Вы, наверно, слышали, что я собираюсь выступить в печати как поэт. Завтра мои стихи идут в набор. Это последний безумный поступок, какой я собираюсь совершить, а затем я стану умнеть как можно быстрее...»
Впрочем, здравый смысл не покидает Роберта: 22 июля он передает по дарственной записи ферму и все доходы от издания стихов Гильберту, а тот обязуется воспитывать и обучать «дорого доставшуюся Бесс» — незаконную дочь Роберта.
Семья обеспечена, о Джин позаботятся богатые родители. Остается только дождаться выхода книги и уехать на Ямайку, навеки порвать со всем.
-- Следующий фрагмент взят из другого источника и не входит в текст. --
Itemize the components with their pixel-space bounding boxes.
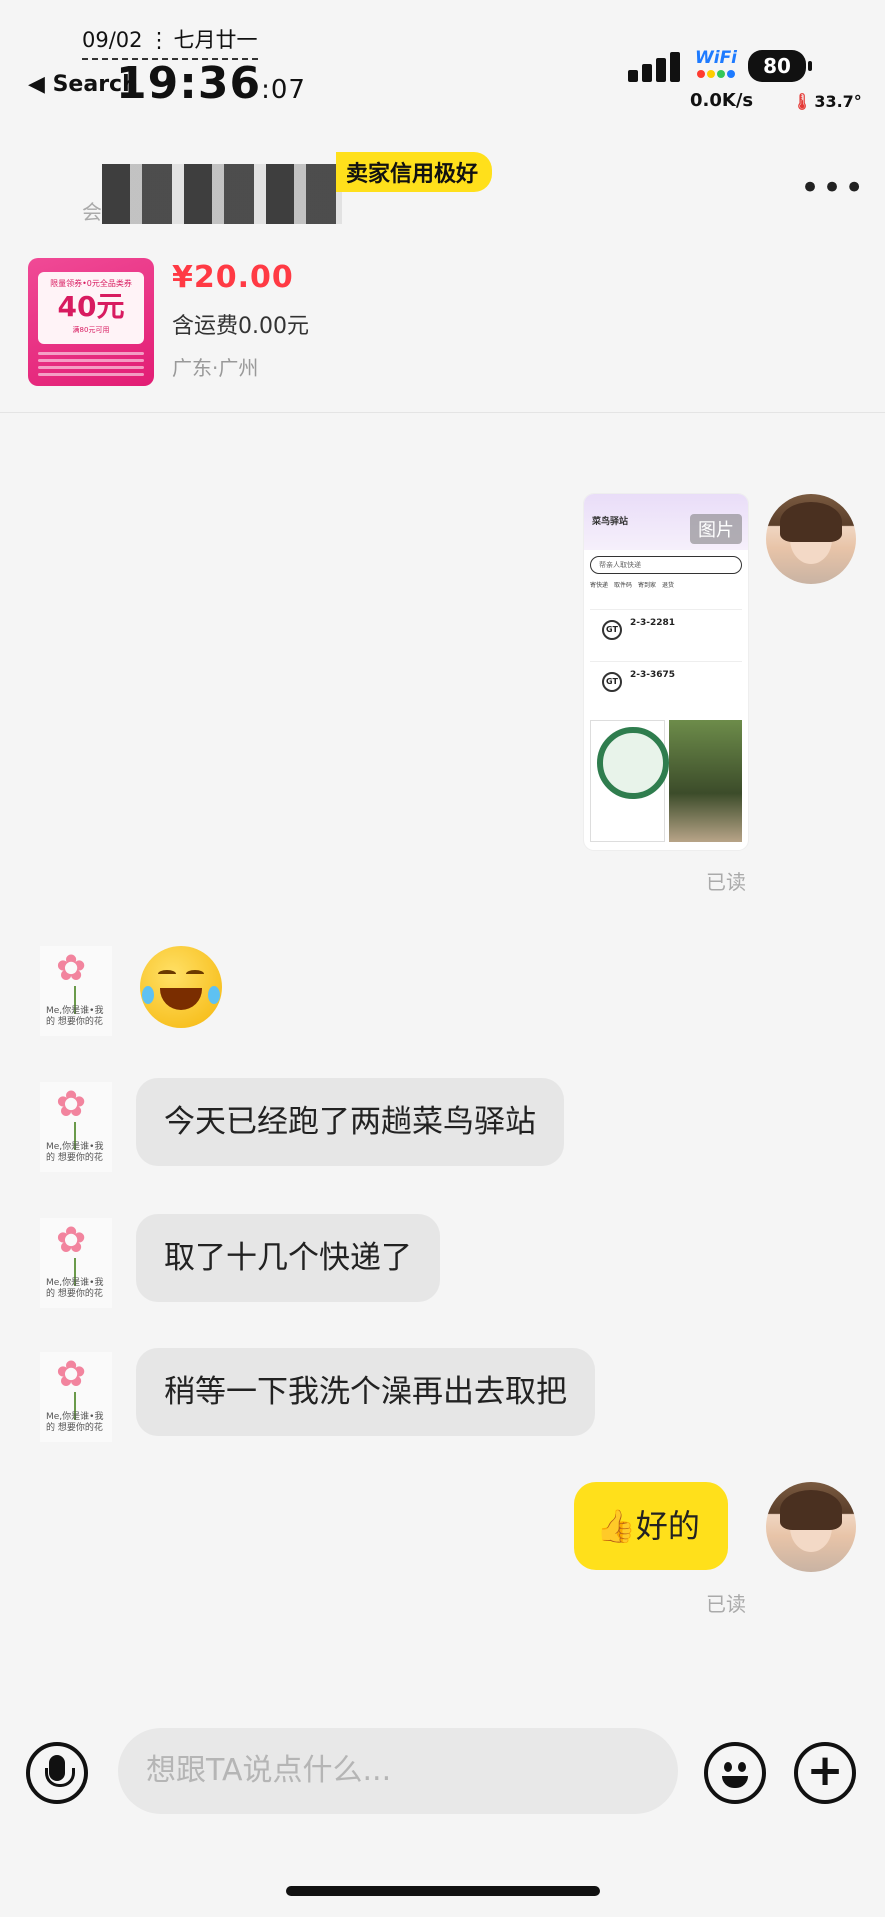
message-input[interactable] (118, 1728, 678, 1814)
credit-badge: 卖家信用极好 (336, 152, 493, 192)
home-indicator[interactable] (286, 1886, 600, 1896)
blurred-seller-name (102, 164, 342, 224)
my-avatar[interactable] (766, 494, 856, 584)
image-photos (590, 720, 742, 842)
coupon-fine-print (38, 352, 144, 380)
coupon-amount: 40元 (57, 290, 125, 323)
seller-avatar[interactable]: ✿ Me,你是谁•我的 想要你的花 (40, 1352, 112, 1442)
clock-time: 19:36 (116, 58, 262, 109)
my-message-bubble[interactable]: 👍好的 (574, 1482, 728, 1570)
coupon-graphic: 限量领券•0元全品类券 40元 满80元可用 (38, 272, 144, 344)
image-photo-seal (590, 720, 669, 842)
seller-avatar[interactable]: ✿ Me,你是谁•我的 想要你的花 (40, 1218, 112, 1308)
message-bubble[interactable]: 稍等一下我洗个澡再出去取把 (136, 1348, 595, 1436)
status-bar: 09/02 ⋮ 七月廿一 ◀ Search 19:36:07 WiFi 80 0.0… (0, 0, 885, 120)
courier-logo-icon: GT (602, 672, 622, 692)
image-label: 图片 (690, 514, 742, 544)
clock-seconds: :07 (261, 75, 306, 105)
flower-icon: ✿ (56, 1084, 87, 1125)
product-thumbnail[interactable]: 限量领券•0元全品类券 40元 满80元可用 (28, 258, 154, 386)
message-bubble[interactable]: 取了十几个快递了 (136, 1214, 440, 1302)
image-tab: 退货 (662, 582, 675, 589)
product-card[interactable]: 限量领券•0元全品类券 40元 满80元可用 ¥20.00 含运费0.00元 广… (0, 252, 885, 412)
date-lunar: 09/02 ⋮ 七月廿一 (82, 24, 258, 60)
courier-logo-icon: GT (602, 620, 622, 640)
coupon-condition: 满80元可用 (72, 326, 110, 334)
date-text: 09/02 (82, 28, 143, 52)
avatar-scribble: Me,你是谁•我的 想要你的花 (46, 1412, 104, 1433)
image-photo-person (669, 720, 742, 842)
lunar-date-text: 七月廿一 (173, 28, 258, 52)
emoji-picker-icon[interactable] (704, 1742, 766, 1804)
avatar-scribble: Me,你是谁•我的 想要你的花 (46, 1142, 104, 1163)
header-divider (0, 412, 885, 413)
pickup-code: 2-3-2281 (630, 618, 676, 628)
image-tabs: 寄快递 取件码 寄到家 退货 (584, 580, 748, 589)
laughing-tears-emoji-icon (140, 946, 222, 1028)
thumbs-up-icon: 👍 (596, 1507, 636, 1545)
image-tab: 取件码 (614, 582, 633, 589)
image-tab: 寄到家 (638, 582, 657, 589)
flower-icon: ✿ (56, 948, 87, 989)
message-bubble[interactable]: 今天已经跑了两趟菜鸟驿站 (136, 1078, 564, 1166)
my-message-text: 好的 (635, 1507, 700, 1545)
signal-strength-icon (628, 52, 682, 82)
battery-icon: 80 (748, 50, 812, 82)
image-package-row: GT 2-3-3675 (590, 661, 742, 707)
temperature-value: 33.7° (814, 92, 862, 111)
voice-input-icon[interactable] (26, 1742, 88, 1804)
seller-avatar[interactable]: ✿ Me,你是谁•我的 想要你的花 (40, 946, 112, 1036)
net-speed: 0.0K/s (690, 90, 754, 111)
flower-icon: ✿ (56, 1220, 87, 1261)
image-search-bar: 帮亲人取快递 (590, 556, 742, 574)
avatar-scribble: Me,你是谁•我的 想要你的花 (46, 1278, 104, 1299)
seller-subtitle: 会 (82, 200, 102, 224)
coupon-top-text: 限量领券•0元全品类券 (50, 279, 132, 288)
seller-avatar[interactable]: ✿ Me,你是谁•我的 想要你的花 (40, 1082, 112, 1172)
temperature: 🌡 33.7° (792, 92, 862, 111)
avatar-scribble: Me,你是谁•我的 想要你的花 (46, 1006, 104, 1027)
wifi-label: WiFi (694, 48, 738, 68)
wifi-icon: WiFi (693, 48, 739, 84)
shipping-fee: 含运费0.00元 (172, 314, 309, 339)
read-receipt: 已读 (706, 1592, 746, 1616)
product-price: ¥20.00 (172, 260, 294, 295)
flower-icon: ✿ (56, 1354, 87, 1395)
add-attachment-icon[interactable]: + (794, 1742, 856, 1804)
pickup-code: 2-3-3675 (630, 670, 676, 680)
read-receipt: 已读 (706, 870, 746, 894)
image-tab: 寄快递 (590, 582, 609, 589)
image-message[interactable]: 菜鸟驿站 帮亲人取快递 寄快递 取件码 寄到家 退货 GT 2-3-2281 G… (584, 494, 748, 850)
clock: 19:36:07 (116, 58, 306, 109)
image-package-row: GT 2-3-2281 (590, 609, 742, 655)
my-avatar[interactable] (766, 1482, 856, 1572)
thermometer-icon: 🌡 (792, 92, 813, 111)
more-options-icon[interactable]: ••• (800, 168, 866, 208)
seller-header[interactable]: 卖家信用极好 会 (56, 148, 496, 232)
product-location: 广东·广州 (172, 356, 259, 380)
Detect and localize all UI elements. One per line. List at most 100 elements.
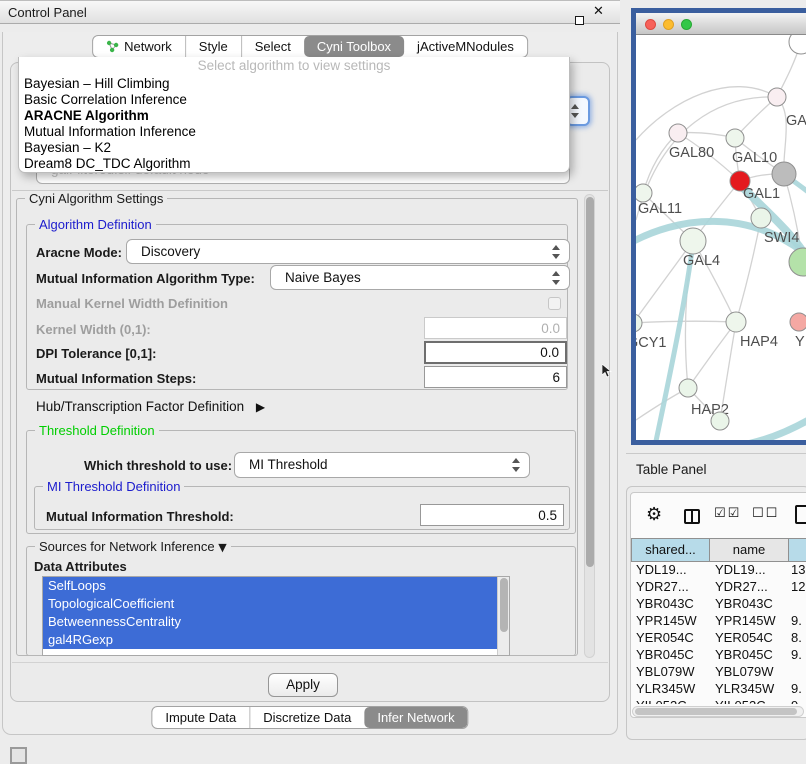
network-node-GAL10[interactable] bbox=[726, 129, 744, 147]
network-node-top-partial[interactable] bbox=[789, 35, 806, 54]
attribute-list-item[interactable]: BetweennessCentrality bbox=[43, 613, 509, 631]
manual-kernel-checkbox[interactable] bbox=[548, 297, 561, 310]
algorithm-option[interactable]: Bayesian – Hill Climbing bbox=[19, 76, 569, 92]
column-header-name[interactable]: name bbox=[709, 538, 789, 562]
network-edge[interactable] bbox=[688, 322, 736, 388]
close-traffic-light-icon[interactable] bbox=[645, 19, 656, 30]
table-cell: YPR145W bbox=[636, 613, 697, 628]
table-row[interactable]: YDR27...YDR27...12 bbox=[631, 579, 806, 596]
table-row[interactable]: YLR345WYLR345W9. bbox=[631, 681, 806, 698]
network-node-SWI4[interactable] bbox=[751, 208, 771, 228]
attribute-list-item[interactable]: SelfLoops bbox=[43, 577, 509, 595]
data-attributes-list[interactable]: SelfLoopsTopologicalCoefficientBetweenne… bbox=[42, 576, 510, 656]
tab-label: jActiveMNodules bbox=[417, 36, 514, 57]
network-edge[interactable] bbox=[636, 87, 777, 140]
mi-steps-field[interactable] bbox=[424, 366, 567, 388]
dropdown-items: Bayesian – Hill ClimbingBasic Correlatio… bbox=[19, 76, 569, 172]
combobox-stepper-icon bbox=[552, 245, 561, 259]
mi-threshold-label: Mutual Information Threshold: bbox=[46, 509, 234, 524]
which-threshold-combobox[interactable]: MI Threshold bbox=[234, 452, 530, 478]
table-row[interactable]: YER054CYER054C8. bbox=[631, 630, 806, 647]
split-columns-icon[interactable] bbox=[684, 509, 700, 524]
kernel-width-field[interactable] bbox=[424, 317, 567, 339]
network-node-label: SWI4 bbox=[764, 230, 799, 246]
list-scrollbar[interactable] bbox=[497, 577, 509, 655]
table-cell: YIL052C bbox=[636, 698, 687, 704]
scrollbar-thumb[interactable] bbox=[635, 708, 797, 715]
network-node-GAL11[interactable] bbox=[636, 184, 652, 202]
algorithm-option[interactable]: ARACNE Algorithm bbox=[19, 108, 569, 124]
tab-cyni-toolbox[interactable]: Cyni Toolbox bbox=[304, 36, 404, 57]
network-node-HAP4[interactable] bbox=[726, 312, 746, 332]
attribute-list-item[interactable]: TopologicalCoefficient bbox=[43, 595, 509, 613]
attribute-list-item[interactable]: gal4RGexp bbox=[43, 631, 509, 649]
network-node-GAL4[interactable] bbox=[680, 228, 706, 254]
network-node-GAL80[interactable] bbox=[669, 124, 687, 142]
table-hscrollbar[interactable] bbox=[632, 706, 804, 717]
column-header-shared[interactable]: shared... bbox=[631, 538, 710, 562]
network-node-label: GCY1 bbox=[636, 335, 667, 351]
network-edge[interactable] bbox=[736, 218, 761, 322]
table-row[interactable]: YBR045CYBR045C9. bbox=[631, 647, 806, 664]
tab-network[interactable]: Network bbox=[93, 36, 185, 57]
tab-infer-network[interactable]: Infer Network bbox=[364, 707, 467, 728]
network-node-label: HAP4 bbox=[740, 334, 778, 350]
file-icon[interactable] bbox=[795, 505, 806, 524]
control-panel-title: Control Panel bbox=[8, 1, 87, 24]
collapse-down-icon[interactable]: ▼ bbox=[218, 541, 226, 554]
scrollbar-thumb[interactable] bbox=[586, 197, 594, 567]
network-edge-highlighted[interactable] bbox=[742, 418, 806, 440]
tab-jactivemnodules[interactable]: jActiveMNodules bbox=[404, 36, 527, 57]
network-node-bottom-node[interactable] bbox=[711, 412, 729, 430]
tab-discretize-data[interactable]: Discretize Data bbox=[249, 707, 364, 728]
zoom-traffic-light-icon[interactable] bbox=[681, 19, 692, 30]
mi-steps-label: Mutual Information Steps: bbox=[36, 371, 196, 386]
network-node-GAL2[interactable] bbox=[768, 88, 786, 106]
column-header-partial[interactable] bbox=[788, 538, 806, 562]
algorithm-option[interactable]: Basic Correlation Inference bbox=[19, 92, 569, 108]
control-panel-tabs: Network Style Select Cyni Toolbox jActiv… bbox=[92, 35, 528, 58]
divider bbox=[626, 453, 806, 454]
table-cell: YER054C bbox=[715, 630, 773, 645]
settings-scrollbar[interactable] bbox=[584, 194, 595, 658]
network-view-window[interactable]: GALGAL80GAL10GAL1GAL11SWI4GAL4GCY1HAP4YH… bbox=[631, 8, 806, 445]
network-node-GCY1[interactable] bbox=[636, 314, 642, 332]
float-window-icon[interactable] bbox=[575, 16, 584, 25]
table-row[interactable]: YBL079WYBL079W bbox=[631, 664, 806, 681]
network-node-label: GAL1 bbox=[743, 186, 780, 202]
tab-select[interactable]: Select bbox=[241, 36, 304, 57]
table-row[interactable]: YIL052CYIL052C9 bbox=[631, 698, 806, 704]
network-node-gray-node[interactable] bbox=[772, 162, 796, 186]
table-row[interactable]: YBR043CYBR043C bbox=[631, 596, 806, 613]
tab-impute-data[interactable]: Impute Data bbox=[152, 707, 249, 728]
manual-kernel-label: Manual Kernel Width Definition bbox=[36, 296, 228, 311]
table-cell: 9. bbox=[791, 613, 802, 628]
checked-boxes-icon[interactable]: ☑☑ bbox=[714, 506, 741, 521]
tab-style[interactable]: Style bbox=[185, 36, 241, 57]
gear-icon[interactable]: ⚙ bbox=[646, 504, 662, 525]
unchecked-boxes-icon[interactable]: ☐☐ bbox=[752, 506, 779, 521]
node-table[interactable]: shared... name YDL19...YDL19...13YDR27..… bbox=[631, 538, 806, 704]
close-icon[interactable]: ✕ bbox=[593, 4, 604, 19]
table-row[interactable]: YDL19...YDL19...13 bbox=[631, 562, 806, 579]
dpi-tolerance-field[interactable] bbox=[424, 341, 567, 364]
algorithm-option[interactable]: Bayesian – K2 bbox=[19, 140, 569, 156]
network-node-HAP2[interactable] bbox=[679, 379, 697, 397]
table-cell: YBR043C bbox=[636, 596, 694, 611]
table-row[interactable]: YPR145WYPR145W9. bbox=[631, 613, 806, 630]
network-canvas[interactable]: GALGAL80GAL10GAL1GAL11SWI4GAL4GCY1HAP4YH… bbox=[636, 35, 806, 440]
apply-button[interactable]: Apply bbox=[268, 673, 338, 697]
algorithm-option[interactable]: Dream8 DC_TDC Algorithm bbox=[19, 156, 569, 172]
minimized-panel-icon[interactable] bbox=[10, 747, 27, 764]
network-node-green-right[interactable] bbox=[789, 248, 806, 276]
mi-threshold-field[interactable] bbox=[420, 504, 564, 526]
network-node-salmon-right[interactable] bbox=[790, 313, 806, 331]
hub-definition-expander[interactable]: Hub/Transcription Factor Definition ▶ bbox=[36, 399, 265, 414]
algorithm-option[interactable]: Mutual Information Inference bbox=[19, 124, 569, 140]
mi-type-combobox[interactable]: Naive Bayes bbox=[270, 265, 570, 290]
table-cell: YLR345W bbox=[636, 681, 695, 696]
aracne-mode-combobox[interactable]: Discovery bbox=[126, 239, 570, 264]
scrollbar-thumb[interactable] bbox=[500, 578, 508, 632]
network-window-titlebar[interactable] bbox=[636, 13, 806, 35]
minimize-traffic-light-icon[interactable] bbox=[663, 19, 674, 30]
«Мой час настал, — пишет Роберт верному Джону Ричмонду. — Мы с тобой больше никогда не встретимся в Великобритании. Я получил распоряжение через три недели, не позже, отправиться на корабле „Нэнси“, с капитаном Смитом, из Клайда на Ямайку. Для всех в Мохлине, кроме нашего друга Смита, это тайна. Поверишь ли? Мистер Армор получил правомочие швырнуть меня в тюрьму, пока я не внесу в обеспечение Джин огромнейшую сумму. Они держат это в секрете, но я узнал обо всем из такого источника, который им и не снится. И теперь я прячусь то у одного приятеля, то у другого, и мне, как истинному сыну человеческому, „негде преклонить главу“. Знаю, ты обрушишь проклятия на ее голову, но пощади бедную запуганную девочку ради меня! Зато пусть все фурии, разрывающие грудь оскорбленного, взбешенного любовника, терзают старую ведьму, ее мать, до последнего ее часа. Пусть ад натянет тетиву смерти и пустит в нее роковую стрелу, пусть все бури бушующих стихий раздуют адское пламя ей навстречу! Ради бога, сожги это письмо, не показывай его ни одной живой душе! Я пишу в минуту ярости, представив себе свое ужасающее положение — изгнан, покинут, несчастен, не могу писать — жду ответа с подателем сего, напишу перед отъездом.
Твой, здесь и за гробом,
Письмо помечено 30 июля.
А на следующий день, 31-го числа, в маленькой типографии Вильсона, в Кильмарноке, кончили печатать шестьсот двенадцать продолговатых небольших книжек в восьмую долю листа, в «элегантной» серой обложке из толстой бумаги, цена — три шиллинга. Триста пятьдесят экземпляров в продажу не поступало: они принадлежали подписчикам.
Двести пятьдесят экземпляров пошло в продажу — за исключением нескольких книг, выданных автору на руки.